The field of language development has long been a battleground for
competing theories and models. Recent research has emphasized the role
of Child-Directed Speech (CDS) and Child Speech (CS) relations,
leading to the proliferation of input-based models across various
linguistic domains such as morphology, semantics, syntax, and
discourse-pragmatics (e.g., Ashkenazi, Gillis and Ravid, 2020). These
models posit that the linguistic input provided by caregivers plays a
pivotal role in shaping a child's language development. For example,
the distributional properties of CDS make it more accessible to
children than ADS (Adult Directed Speech). CDS is fine-tuned to the
child; it is more regular, grammatically simpler and less diverse,
with fewer disfluencies, shorter and more grammatical utterances, and
with much scaffolding. CDS acts as a filter through which the most
frequent and meaningful contrasts emerge and might explain differences
in patterns of acquisition among children.

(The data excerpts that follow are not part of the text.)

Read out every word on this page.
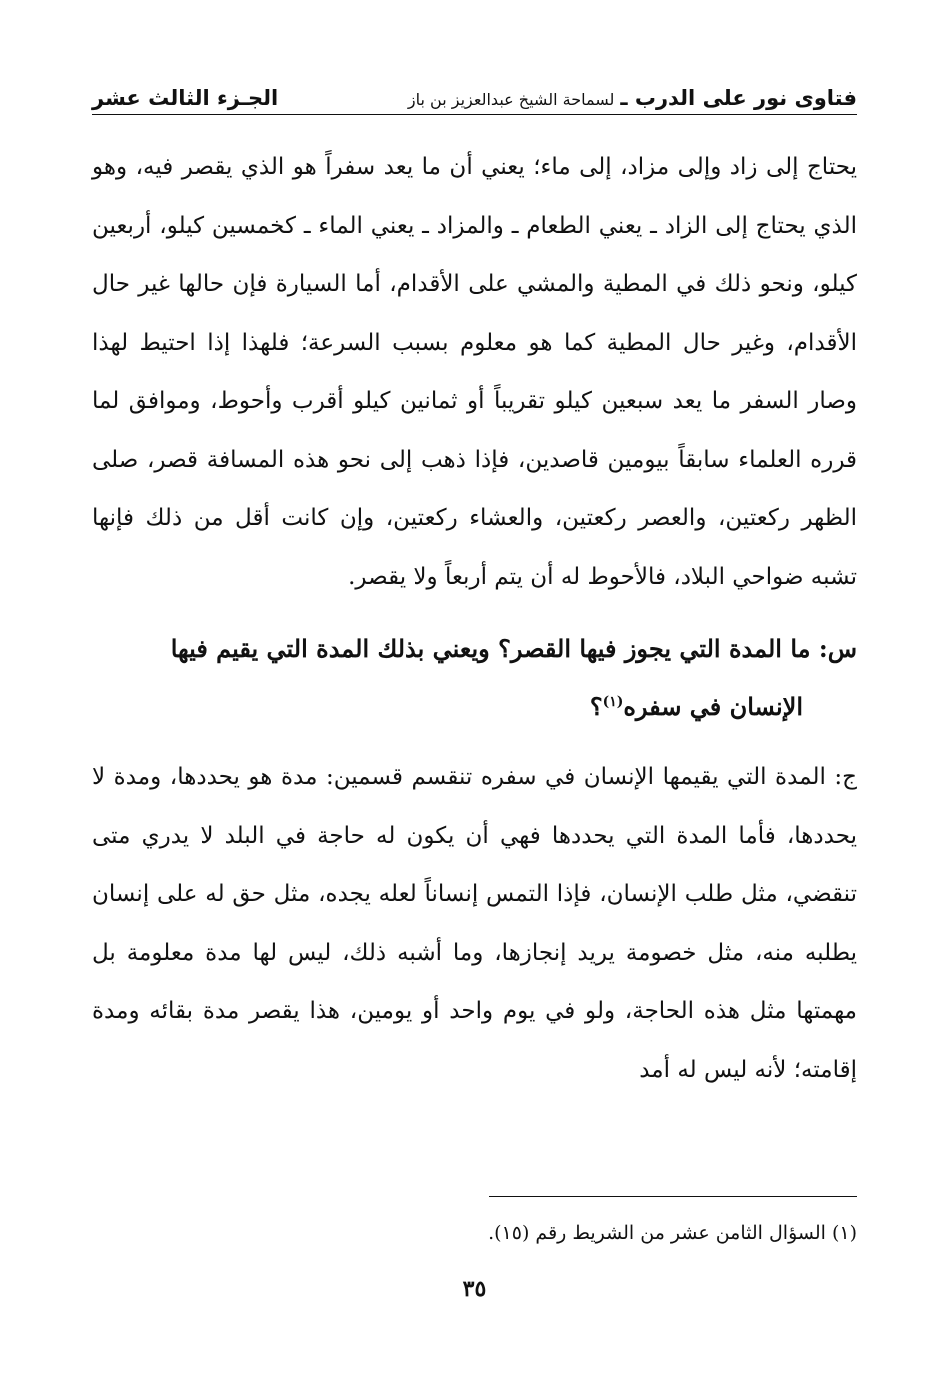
فتاوى نور على الدرب ـ
لسماحة الشيخ عبدالعزيز بن باز
الجـزء الثالث عشر

يحتاج إلى زاد وإلى مزاد، إلى ماء؛ يعني أن ما يعد سفراً هو الذي يقصر فيه، وهو الذي يحتاج إلى الزاد ـ يعني الطعام ـ والمزاد ـ يعني الماء ـ كخمسين كيلو، أربعين كيلو، ونحو ذلك في المطية والمشي على الأقدام، أما السيارة فإن حالها غير حال الأقدام، وغير حال المطية كما هو معلوم بسبب السرعة؛ فلهذا إذا احتيط لهذا وصار السفر ما يعد سبعين كيلو تقريباً أو ثمانين كيلو أقرب وأحوط، وموافق لما قرره العلماء سابقاً بيومين قاصدين، فإذا ذهب إلى نحو هذه المسافة قصر، صلى الظهر ركعتين، والعصر ركعتين، والعشاء ركعتين، وإن كانت أقل من ذلك فإنها تشبه ضواحي البلاد، فالأحوط له أن يتم أربعاً ولا يقصر.

س: ما المدة التي يجوز فيها القصر؟ ويعني بذلك المدة التي يقيم فيها
الإنسان في سفره$^{(١)}$؟

ج: المدة التي يقيمها الإنسان في سفره تنقسم قسمين: مدة هو يحددها، ومدة لا يحددها، فأما المدة التي يحددها فهي أن يكون له حاجة في البلد لا يدري متى تنقضي، مثل طلب الإنسان، فإذا التمس إنساناً لعله يجده، مثل حق له على إنسان يطلبه منه، مثل خصومة يريد إنجازها، وما أشبه ذلك، ليس لها مدة معلومة بل مهمتها مثل هذه الحاجة، ولو في يوم واحد أو يومين، هذا يقصر مدة بقائه ومدة إقامته؛ لأنه ليس له أمد

(١) السؤال الثامن عشر من الشريط رقم (١٥).
٣٥
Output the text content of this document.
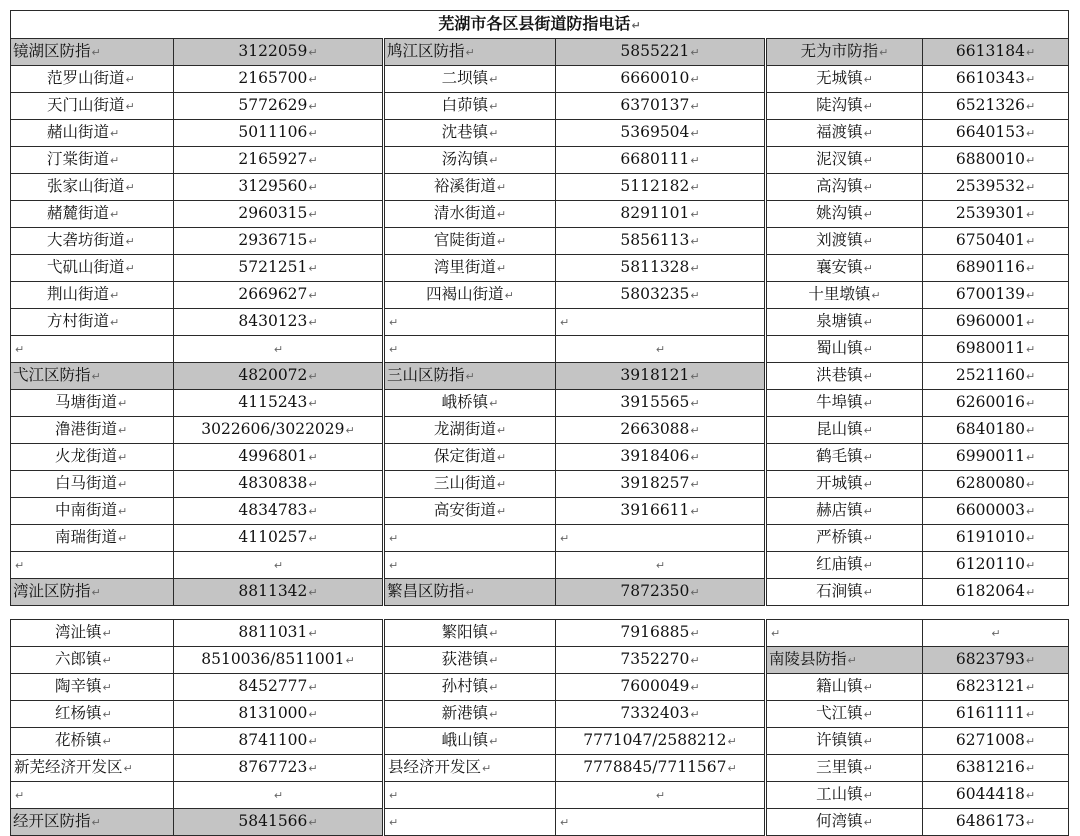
芜湖市各区县街道防指电话↵					
镜湖区防指↵	3122059↵	鸠江区防指↵	5855221↵	无为市防指↵	6613184↵
范罗山街道↵	2165700↵	二坝镇↵	6660010↵	无城镇↵	6610343↵
天门山街道↵	5772629↵	白茆镇↵	6370137↵	陡沟镇↵	6521326↵
赭山街道↵	5011106↵	沈巷镇↵	5369504↵	福渡镇↵	6640153↵
汀棠街道↵	2165927↵	汤沟镇↵	6680111↵	泥汊镇↵	6880010↵
张家山街道↵	3129560↵	裕溪街道↵	5112182↵	高沟镇↵	2539532↵
赭麓街道↵	2960315↵	清水街道↵	8291101↵	姚沟镇↵	2539301↵
大砻坊街道↵	2936715↵	官陡街道↵	5856113↵	刘渡镇↵	6750401↵
弋矶山街道↵	5721251↵	湾里街道↵	5811328↵	襄安镇↵	6890116↵
荆山街道↵	2669627↵	四褐山街道↵	5803235↵	十里墩镇↵	6700139↵
方村街道↵	8430123↵	↵	↵	泉塘镇↵	6960001↵
↵	↵	↵	↵	蜀山镇↵	6980011↵
弋江区防指↵	4820072↵	三山区防指↵	3918121↵	洪巷镇↵	2521160↵
马塘街道↵	4115243↵	峨桥镇↵	3915565↵	牛埠镇↵	6260016↵
澛港街道↵	3022606/3022029↵	龙湖街道↵	2663088↵	昆山镇↵	6840180↵
火龙街道↵	4996801↵	保定街道↵	3918406↵	鹤毛镇↵	6990011↵
白马街道↵	4830838↵	三山街道↵	3918257↵	开城镇↵	6280080↵
中南街道↵	4834783↵	高安街道↵	3916611↵	赫店镇↵	6600003↵
南瑞街道↵	4110257↵	↵	↵	严桥镇↵	6191010↵
↵	↵	↵	↵	红庙镇↵	6120110↵
湾沚区防指↵	8811342↵	繁昌区防指↵	7872350↵	石涧镇↵	6182064↵
湾沚镇↵	8811031↵	繁阳镇↵	7916885↵	↵	↵
六郎镇↵	8510036/8511001↵	荻港镇↵	7352270↵	南陵县防指↵	6823793↵
陶辛镇↵	8452777↵	孙村镇↵	7600049↵	籍山镇↵	6823121↵
红杨镇↵	8131000↵	新港镇↵	7332403↵	弋江镇↵	6161111↵
花桥镇↵	8741100↵	峨山镇↵	7771047/2588212↵	许镇镇↵	6271008↵
新芜经济开发区↵	8767723↵	县经济开发区↵	7778845/7711567↵	三里镇↵	6381216↵
↵	↵	↵	↵	工山镇↵	6044418↵
经开区防指↵	5841566↵	↵	↵	何湾镇↵	6486173↵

On the other hand, the concept of self-organization, which has been
first created for biology, neurology and cognitive science, but then
also adapted to linguistics (see Karpf, 1990; Dressler & Karpf, 1995;
Dziubalska-Kołaczyk, 1998), has been defined by de Boer (2009) as the
emergence of order on a global scale through interactions on a local
scale. Autopoietic systems create themselves based on earlier stages
of development and interaction with their environment. For child
language acquisition, this applies to neurological development and
language input by the main caretakers, by siblings and later also by
peers of the children. This results in a successive decrease of
non-adult-like productions and leads to an increase in complexity as
well as modularization in the child’s grammar. Specifically, recent
findings show that children may go through Blind Alley Developments
(BADs; Čamber & Dressler 2023): ephemeral developments of young
children which they have to give up soon because of continuous
opposing parental input. BADs represent radical examples of
self-organisation by young children in acquiring one or more
language(s). More important, they provide a challenge to linguistic
theories.
Finally, going above the level of morpho-syntax to discourse and
narrative, the multidimensional model of early narrative acquisition
(Gagarina et al., 2019) implies the importance of self-organization on
this higher-order level. According to this model, children construct
narratives through a complex interplay of various interrelated levels,
including grammatical, cognitive, and pragmatic components. Children
naturally start to construct narrative structures from the factual
components towards the more complex inferred components. In this
process, self-organization involves dynamic interactions across
elements of a system.
Given these perspectives on language acquisition, the goal of this
workshop is to reconcile the tension between input-based and
self-organizing models by offering a more integrative viewpoint. We
invite contributions targeting the complex interplay between external
input and internal system changes through various methodological
approaches, including, but not limited to, corpus studies,
experimental elicitations, and computational cognitive modeling using
Dynamic Network Analysis. The overarching goal of the workshop is to
foster interdisciplinary dialogue, and as such, we encourage
submissions that utilize mixed-methods approaches. By doing so, we
hope to shed light on the multifaceted nature of early language
development, thereby enriching our understanding and opening new
theoretical approaches and empirical avenues for research. To study
the impact of language typology on acquisition we welcome
contributions on the language pairs including, but not restricted to
Germanic, Romance, Slavic and less studied languages.